Akanksha Vardani (Research Advisor, Behavioural Insights Team UK) presented ‘Willingness to pay as a measure of agency: Implementation and Interpretation’ at the Food and Nutrition Policy (FNP) Brown Bag Seminar on October 29, 2025. The paper, co-authored with Aletheia Donald (World Bank) and Berber Kramer (IFPRI), examines the validity and interpretation of willingness to pay (WTP) experiments as measures of bargaining power within households.
Willingness to pay for control over income—typically assessed through lab-in-the-field experiments—has become an increasingly popular method for measuring bargaining power, with higher WTP values conventionally interpreted as indicating lower bargaining power. However, questions remain about both the practical feasibility of implementation and the validity of this interpretation.
As part of MAGNET, the authors designed a simple survey module to elicit WTP alongside participants' motivations for reporting positive, zero, or negative values, and implemented it among 498 women and 498 men in Rwanda in parallel with traditional lab-in-the-field elicitation. The study found that lab-based elicitation does not perform better than the quicker and cheaper survey-based measure. These findings were replicated with 866 women and 867 men in India.

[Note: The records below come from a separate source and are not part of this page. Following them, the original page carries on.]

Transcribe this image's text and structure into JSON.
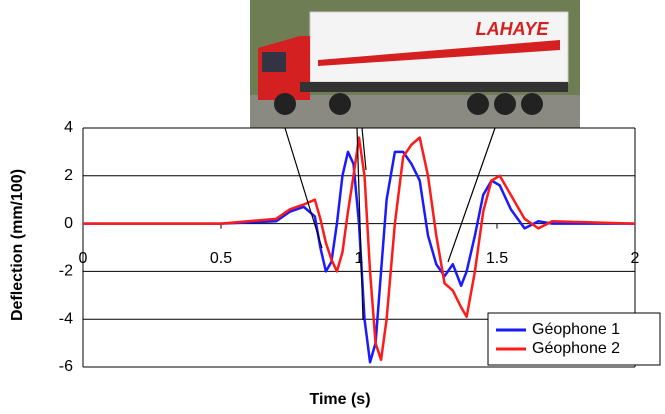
{
  "chart_data": {
    "type": "line",
    "x_label": "Time (s)",
    "y_label": "Deflection (mm/100)",
    "x": [
      0,
      0.2,
      0.5,
      0.7,
      0.75,
      0.8,
      0.84,
      0.86,
      0.88,
      0.9,
      0.92,
      0.94,
      0.96,
      0.98,
      1.0,
      1.02,
      1.04,
      1.06,
      1.08,
      1.1,
      1.13,
      1.16,
      1.19,
      1.22,
      1.25,
      1.28,
      1.31,
      1.34,
      1.37,
      1.39,
      1.42,
      1.45,
      1.48,
      1.51,
      1.55,
      1.6,
      1.65,
      1.7,
      2
    ],
    "series": [
      {
        "name": "Géophone 1",
        "color": "#1a1aff",
        "values": [
          0,
          0,
          0,
          0.1,
          0.5,
          0.7,
          0.3,
          -1,
          -2,
          -1.6,
          0,
          2,
          3,
          2.5,
          0,
          -4,
          -5.8,
          -5,
          -2,
          1,
          3,
          3,
          2.5,
          1.8,
          -0.5,
          -1.7,
          -2.2,
          -1.7,
          -2.6,
          -2,
          -0.5,
          1.2,
          1.8,
          1.6,
          0.6,
          -0.2,
          0.1,
          0,
          0
        ]
      },
      {
        "name": "Géophone 2",
        "color": "#ff1a1a",
        "values": [
          0,
          0,
          0,
          0.2,
          0.6,
          0.8,
          1,
          0.2,
          -0.8,
          -1.5,
          -2,
          -1.2,
          0.5,
          2,
          3.6,
          2,
          -2,
          -5,
          -5.7,
          -4,
          0,
          2.8,
          3.3,
          3.6,
          2,
          -0.5,
          -2.5,
          -2.8,
          -3.5,
          -3.9,
          -2,
          0.5,
          1.8,
          2,
          1.2,
          0.2,
          -0.2,
          0.1,
          0
        ]
      }
    ],
    "xlim": [
      0,
      2
    ],
    "xticks": [
      0,
      0.5,
      1,
      1.5,
      2
    ],
    "ylim": [
      -6,
      4
    ],
    "yticks": [
      -6,
      -4,
      -2,
      0,
      2,
      4
    ],
    "grid": true,
    "legend": "lower right"
  }
}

Critically, respondents across the distribution of WTP values cited reasons that challenge the assumed monotonic relationship between WTP and bargaining power. Many participants with positive WTP attributed this to preferences for dignity or private insurance against future contingencies like divorce, rather than to fears of spousal appropriation. When the analysis conditioned on these reported motivations, correlations between WTP and bargaining power aligned with theoretical predictions.
A key takeaway is that understanding why individuals are willing to pay for control—rather than simply observing that they are—is essential for accurately measuring agency and bargaining power within households. The presentation was followed by an open discussion.